Lately, I have been thinking that perhaps I will not remarry. My single years vastly outnumber my married ones and even my married years when boiled down to an active state of give/take between two people are just a bit more than an eyeblink. I wonder if I truly want to live with a man again and put in the time and effort, make the compromises.

But if I don’t, what fills up that time. My daughter?

Most certainly, but even though she insists she will live with me forever she won’t.

Friends? I have a few and am going to make it a priority to expand my horizons in the coming months.

Family? I think I have struck a happy balance there. I am not going to move home. My sisters are more than capable of taking care of our parents and I think it is time I stepped back from the role of family rock anyway.

So, I need to decide about the career. A career is a labor of love you happen to be paid for too. Is that what I want? I am going to think about it.
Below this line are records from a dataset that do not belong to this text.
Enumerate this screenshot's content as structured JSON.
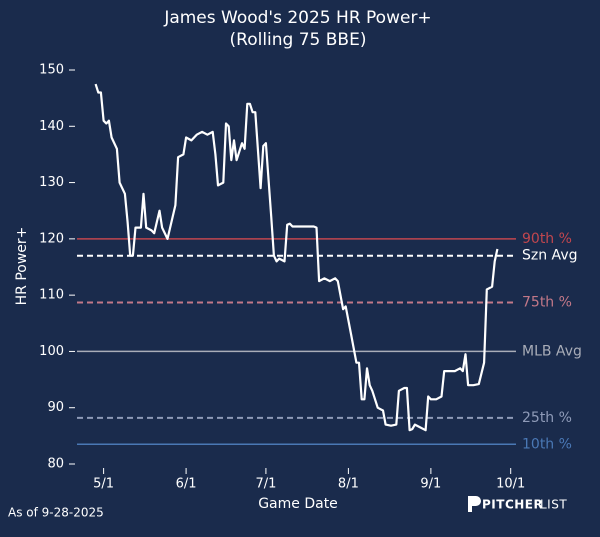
{
  "chart_data": {
    "type": "line",
    "title": "James Wood's 2025 HR Power+",
    "subtitle": "(Rolling 75 BBE)",
    "xlabel": "Game Date",
    "ylabel": "HR Power+",
    "color": "#ffffff",
    "x": [
      "4/28",
      "4/29",
      "4/30",
      "5/1",
      "5/2",
      "5/3",
      "5/4",
      "5/6",
      "5/7",
      "5/9",
      "5/10",
      "5/11",
      "5/12",
      "5/13",
      "5/15",
      "5/16",
      "5/17",
      "5/19",
      "5/20",
      "5/22",
      "5/23",
      "5/25",
      "5/28",
      "5/29",
      "5/31",
      "6/1",
      "6/3",
      "6/5",
      "6/7",
      "6/9",
      "6/11",
      "6/12",
      "6/13",
      "6/15",
      "6/16",
      "6/17",
      "6/18",
      "6/19",
      "6/20",
      "6/22",
      "6/23",
      "6/24",
      "6/25",
      "6/26",
      "6/27",
      "6/29",
      "6/30",
      "7/1",
      "7/3",
      "7/4",
      "7/5",
      "7/6",
      "7/8",
      "7/9",
      "7/10",
      "7/11",
      "7/15",
      "7/19",
      "7/20",
      "7/21",
      "7/23",
      "7/25",
      "7/27",
      "7/28",
      "7/30",
      "7/31",
      "8/2",
      "8/4",
      "8/5",
      "8/6",
      "8/7",
      "8/8",
      "8/9",
      "8/10",
      "8/12",
      "8/14",
      "8/15",
      "8/17",
      "8/19",
      "8/20",
      "8/22",
      "8/23",
      "8/24",
      "8/25",
      "8/26",
      "8/28",
      "8/30",
      "8/31",
      "9/1",
      "9/3",
      "9/5",
      "9/6",
      "9/10",
      "9/12",
      "9/13",
      "9/14",
      "9/15",
      "9/17",
      "9/19",
      "9/21",
      "9/22",
      "9/24",
      "9/25",
      "9/26"
    ],
    "values": [
      147.5,
      146,
      146,
      141,
      140.5,
      141,
      138,
      136,
      130,
      128,
      123,
      117,
      117,
      122,
      122,
      128,
      122,
      121.5,
      121,
      125,
      122,
      120,
      126,
      134.5,
      135,
      138,
      137.5,
      138.5,
      139,
      138.5,
      139,
      135,
      129.5,
      130,
      140.5,
      140,
      134,
      137.5,
      134,
      137,
      136,
      144,
      144,
      142.5,
      142.5,
      129,
      136.5,
      137,
      124,
      117,
      116,
      116.5,
      116,
      122.5,
      122.7,
      122.2,
      122.2,
      122.2,
      122,
      112.5,
      113,
      112.5,
      113,
      112.5,
      107.5,
      108,
      103,
      98,
      98,
      91.5,
      91.5,
      97,
      94,
      93,
      90,
      89.5,
      87,
      86.8,
      87,
      93,
      93.5,
      93.5,
      86,
      86.2,
      87,
      86.5,
      86,
      92,
      91.5,
      91.5,
      92,
      96.5,
      96.5,
      97,
      96.5,
      99.5,
      94,
      94,
      94.2,
      98,
      111,
      111.5,
      116,
      118.2
    ],
    "xlim": [
      "4/21",
      "10/6"
    ],
    "xticks": [
      "5/1",
      "6/1",
      "7/1",
      "8/1",
      "9/1",
      "10/1"
    ],
    "ylim": [
      80,
      150
    ],
    "yticks": [
      80,
      90,
      100,
      110,
      120,
      130,
      140,
      150
    ],
    "reference_lines": [
      {
        "label": "90th %",
        "value": 120,
        "color": "#c0464e",
        "dashed": false
      },
      {
        "label": "Szn Avg",
        "value": 117,
        "color": "#ffffff",
        "dashed": true
      },
      {
        "label": "75th %",
        "value": 108.7,
        "color": "#c27888",
        "dashed": true
      },
      {
        "label": "MLB Avg",
        "value": 100,
        "color": "#a9adb8",
        "dashed": false
      },
      {
        "label": "25th %",
        "value": 88.2,
        "color": "#8f9bb8",
        "dashed": true
      },
      {
        "label": "10th %",
        "value": 83.5,
        "color": "#4a78b5",
        "dashed": false
      }
    ]
  },
  "footer": {
    "note": "As of 9-28-2025",
    "brand_bold": "PITCHER",
    "brand_light": "LIST"
  }
}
I mentioned broadening my circle of friends and that is also a goal for the year. I have acquired yet another babysitting prospect which seems more hopeful than prospects past. If she pans out then I am going to work to find activities to attend, and fun things to do that will help me break out and be a grown-up again.

Finally, I need to decide if I am living in the right place. Assess my compatibility with the area and its occupants. Have my realtor, Tanis, give me a good assessment of the house in case I decide to pull up stakes.

Goals. Things to work on. Positive and necessary. Nothing that requires superhuman willpower or club dues.


So, today I did something mildly social. I went to the Taste of Des Moines. It is like Taste of Chicago only smaller, much smaller and not as cool. My husband and I used to work one of the concessions there years ago when we belonged to a local Jaycee chapter.

I went with my friend, Vicki. Going anywhere with Vick guarantees that I will pay at least partial attention to my surroundings because she pays close attention and it rubs off. We ran into people I had not seen since the wake. Before that I had not seen any of these people in two years or more. Most since before Will got sick.